In this section, I will perform a train-test-split. When performing a train-test-split, it is important that the data is **randomly** split. Another thing to consider is just **how big** each training and testing set should be. I split the data into a training data set and a test data set. I will use Scikit-learn to do this in one linne of code. I will do the training set size at 70% and 30% for the testing set.

By training and testing, it will allow us to prove the accuracy of the model and prove that it actually learned general rules for predicting house prices.

In [14]:
#This command will shuffle all of our data so it's in a random order, and then split it into two groups. 
#The test size equals 0.3 parameter tells it we want to keep 70% of the data for training and 30%for testing. 
X_train, X_test, y_train, y_test = train_test_split(X, y, test_size=0.3)

**Creating and Training ML model**
For this machine learning model, I will be using the scikit-learn gradient boosting regressor. this will be one line of code!

I will need to set the hyper-parameters that control how the gradient boosting regressor model will run. 

**Gradient boosting** is an ensemble learning algorithm meaning that it uses many simple machine learning models that work together to give a more accurate answer than any individual model could by itself. The basic data structure behind gradient boosting is a decision tree, it creates a combination of decision trees that build on each other.



n_estimators: determines how many decision trees to build, higher numbers are more accurate but require more time to run the model.

learning_rate: controls how much each additional decision tree influences the overall prediction. Lower rates usually lead to higher accuracy, but only works if n_estimators is set to a high value.

max_depth: controls how many layers deep each individual decision tree can be.

min_samples_leaf: controls how many times a value must appear in my training set for a decision tree-
to make a decision based on it.

max_features: the percentage of features in the model that we randomly choose to consider each time we create a branch in our decision tree.

loss: controls how scikit-learn calculates the error rate or cost as it learns.
    huber function: is a combination of the squarred error for regression and the absolute error of regression.

In [15]:
#Fit regression model
model = ensemble.GradientBoostingRegressor(
    n_estimators=1000,
    learning_rate=0.1,
    max_depth=6,
    min_samples_leaf=9,
    max_features=0.1,
    loss='huber')

In [16]:
# next I tell the model to train using the training data set by calling scikit-learn's fit function on the model.
model.fit(X_train, y_train)

GradientBoostingRegressor(loss='huber', max_depth=6, max_features=0.1,
                          min_samples_leaf=9, n_estimators=1000)

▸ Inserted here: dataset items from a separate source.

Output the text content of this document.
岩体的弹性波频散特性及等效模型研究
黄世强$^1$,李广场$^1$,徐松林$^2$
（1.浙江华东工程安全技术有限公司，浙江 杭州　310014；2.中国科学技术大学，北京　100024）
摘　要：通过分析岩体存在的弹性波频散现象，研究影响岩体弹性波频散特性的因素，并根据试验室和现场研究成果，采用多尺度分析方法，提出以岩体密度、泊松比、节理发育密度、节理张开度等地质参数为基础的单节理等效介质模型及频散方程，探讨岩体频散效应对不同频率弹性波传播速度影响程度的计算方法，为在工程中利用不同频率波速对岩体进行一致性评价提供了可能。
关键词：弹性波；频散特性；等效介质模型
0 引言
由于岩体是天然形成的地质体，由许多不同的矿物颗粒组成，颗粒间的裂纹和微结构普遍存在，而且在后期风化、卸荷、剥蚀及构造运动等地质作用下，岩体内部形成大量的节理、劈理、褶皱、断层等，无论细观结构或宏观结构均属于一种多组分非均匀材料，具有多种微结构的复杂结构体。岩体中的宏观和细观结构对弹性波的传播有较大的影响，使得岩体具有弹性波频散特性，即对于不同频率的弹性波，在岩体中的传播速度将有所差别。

Now that the ML model is trained, the next step is to measure the performance of the model is.

I will use the **mean absolute error** to check the accuracy of my models predictions.
Mean absolute error expresses how incorrect the model is in an average prediction. 

In [17]:
# error rate on the training set
mse = mean_absolute_error(y_train, model.predict(X_train))
print("Training Set Mean Absolute Error: %.4f" % mse)

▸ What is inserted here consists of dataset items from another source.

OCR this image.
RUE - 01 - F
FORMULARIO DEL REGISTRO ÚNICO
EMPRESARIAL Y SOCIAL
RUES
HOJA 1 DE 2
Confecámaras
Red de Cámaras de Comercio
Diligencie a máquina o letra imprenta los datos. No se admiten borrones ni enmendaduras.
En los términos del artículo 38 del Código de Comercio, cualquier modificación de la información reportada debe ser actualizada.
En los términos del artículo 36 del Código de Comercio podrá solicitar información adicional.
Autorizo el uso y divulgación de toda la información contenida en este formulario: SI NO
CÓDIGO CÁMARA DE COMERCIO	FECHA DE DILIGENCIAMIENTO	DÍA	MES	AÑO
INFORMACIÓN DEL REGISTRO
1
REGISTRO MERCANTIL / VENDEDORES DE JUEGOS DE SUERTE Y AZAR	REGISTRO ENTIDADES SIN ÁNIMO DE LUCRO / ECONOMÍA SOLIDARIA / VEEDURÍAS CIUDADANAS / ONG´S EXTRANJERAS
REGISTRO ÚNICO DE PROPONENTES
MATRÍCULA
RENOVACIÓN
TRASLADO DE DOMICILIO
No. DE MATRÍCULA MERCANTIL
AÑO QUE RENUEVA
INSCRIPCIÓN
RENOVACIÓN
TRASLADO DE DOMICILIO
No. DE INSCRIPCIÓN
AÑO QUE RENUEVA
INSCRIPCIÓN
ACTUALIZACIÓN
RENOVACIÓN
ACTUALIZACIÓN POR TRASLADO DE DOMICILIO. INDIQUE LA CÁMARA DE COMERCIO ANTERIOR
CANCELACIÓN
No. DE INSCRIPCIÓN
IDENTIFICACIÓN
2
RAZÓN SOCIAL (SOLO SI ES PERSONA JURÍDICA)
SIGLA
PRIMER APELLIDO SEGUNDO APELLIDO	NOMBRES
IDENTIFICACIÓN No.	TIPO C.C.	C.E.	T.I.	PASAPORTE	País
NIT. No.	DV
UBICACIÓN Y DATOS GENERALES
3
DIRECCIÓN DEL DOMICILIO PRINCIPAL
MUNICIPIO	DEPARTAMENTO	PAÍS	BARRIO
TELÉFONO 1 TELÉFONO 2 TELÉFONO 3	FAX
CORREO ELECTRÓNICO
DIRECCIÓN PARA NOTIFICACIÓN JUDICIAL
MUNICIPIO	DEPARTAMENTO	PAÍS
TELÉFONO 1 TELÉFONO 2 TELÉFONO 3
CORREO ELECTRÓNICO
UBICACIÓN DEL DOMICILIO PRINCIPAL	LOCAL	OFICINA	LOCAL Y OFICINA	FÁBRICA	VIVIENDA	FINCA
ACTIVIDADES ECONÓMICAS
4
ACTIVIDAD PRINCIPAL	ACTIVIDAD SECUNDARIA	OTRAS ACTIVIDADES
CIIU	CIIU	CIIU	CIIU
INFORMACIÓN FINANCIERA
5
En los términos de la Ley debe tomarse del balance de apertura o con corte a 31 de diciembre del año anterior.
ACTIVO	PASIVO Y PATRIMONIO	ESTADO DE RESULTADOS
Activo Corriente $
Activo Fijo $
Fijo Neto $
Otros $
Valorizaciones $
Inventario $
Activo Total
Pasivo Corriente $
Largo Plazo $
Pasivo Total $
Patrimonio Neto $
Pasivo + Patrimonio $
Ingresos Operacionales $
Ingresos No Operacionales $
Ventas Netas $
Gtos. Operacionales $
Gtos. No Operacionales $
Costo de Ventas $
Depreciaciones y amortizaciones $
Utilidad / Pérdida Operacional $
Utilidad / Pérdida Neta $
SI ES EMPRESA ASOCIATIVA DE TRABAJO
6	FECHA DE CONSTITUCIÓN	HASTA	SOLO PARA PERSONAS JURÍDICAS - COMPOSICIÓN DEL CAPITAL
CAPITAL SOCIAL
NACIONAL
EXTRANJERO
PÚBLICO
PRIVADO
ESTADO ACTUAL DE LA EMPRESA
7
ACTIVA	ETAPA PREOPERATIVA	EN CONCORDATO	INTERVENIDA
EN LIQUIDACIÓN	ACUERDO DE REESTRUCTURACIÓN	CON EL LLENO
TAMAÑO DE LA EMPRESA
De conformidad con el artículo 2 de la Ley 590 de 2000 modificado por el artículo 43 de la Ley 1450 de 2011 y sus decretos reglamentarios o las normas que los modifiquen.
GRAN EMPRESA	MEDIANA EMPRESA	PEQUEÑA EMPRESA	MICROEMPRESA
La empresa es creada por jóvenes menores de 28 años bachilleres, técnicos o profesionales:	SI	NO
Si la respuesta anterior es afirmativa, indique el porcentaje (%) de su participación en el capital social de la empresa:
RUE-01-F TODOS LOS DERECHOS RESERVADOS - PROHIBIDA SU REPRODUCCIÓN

Training Set Mean Absolute Error: 48464.0062


In [18]:
# error rate on the test set
mse = mean_absolute_error(y_test, model.predict(X_test))
print("Test Set Mean Absolute Error: %.4f" % mse)

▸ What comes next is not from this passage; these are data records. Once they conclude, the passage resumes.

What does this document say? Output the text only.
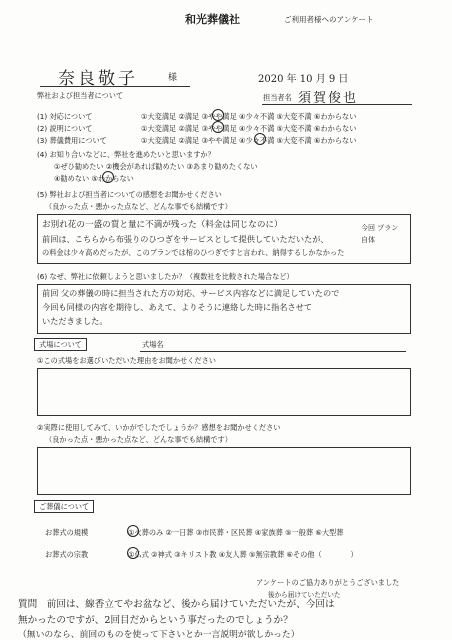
和光葬儀社	ご利用者様へのアンケート
奈良敬子	様	2020 年 10 月 9 日
弊社および担当者について	担当者名 須賀俊也
(1) 対応について	①大変満足 ②満足 ③やや満足 ④少々不満 ⑤大変不満 ⑥わからない
(2) 説明について	①大変満足 ②満足 ③やや満足 ④少々不満 ⑤大変不満 ⑥わからない
(3) 葬儀費用について	①大変満足 ②満足 ③やや満足 ④少々不満 ⑤大変不満 ⑥わからない
(4) お知り合いなどに、弊社を進めたいと思いますか？
①ぜひ勧めたい ②機会があれば勧めたい ③あまり勧めたくない
④勧めない ⑤わからない
(5) 弊社および担当者についての感想をお聞かせください
（良かった点・悪かった点など、どんな事でも結構です）
お別れ花の一盛の質と量に不満が残った（料金は同じなのに）
前回は、こちらから布張りのひつぎをサービスとして提供していただいたが、
の料金は少々高めだったが、このプランでは棺のひつぎですと言われ、納得するしかなかった
今回 プラン自体
(6) なぜ、弊社に依頼しようと思いましたか？（複数社を比較された場合など）
前回 父の葬儀の時に担当された方の対応、サービス内容などに満足していたので
今回も同様の内容を期待し、あえて、よりそうに連絡した時に指名させて
いただきました。
式場について	式場名
①この式場をお選びいただいた理由をお聞かせください
②実際に使用してみて、いかがでしたでしょうか？感想をお聞かせください
（良かった点・悪かった点など、どんな事でも結構です）
ご葬儀について
お葬式の規模	①火葬のみ ②一日葬 ③市民葬・区民葬 ④家族葬 ⑤一般葬 ⑥大型葬
お葬式の宗教	①仏式 ②神式 ③キリスト教 ④友人葬 ⑤無宗教葬 ⑥その他（　　　　）
アンケートのご協力ありがとうございました
後から届けていただいた
質問　前回は、線香立てやお盆など、後から届けていただいたが、今回は
無かったのですが、2回目だからという事だったのでしょうか？
（無いのなら、前回のものを使って下さいとか一言説明が欲しかった）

Test Set Mean Absolute Error: 59321.4621


For the training set, the MAE is 48,464 dollars. This means that our model is off by about 48,000 dollars in a given prediction. So the model was able to predict the value of every house in the training data set to within $48,000 of the real price.

For the test set, the MAE was a bit higher at $59,321. Which means that the model still works for houses it has never seen before, but not quite as well as for the training houses.

Given the wide range of houses in my model, that is quite good.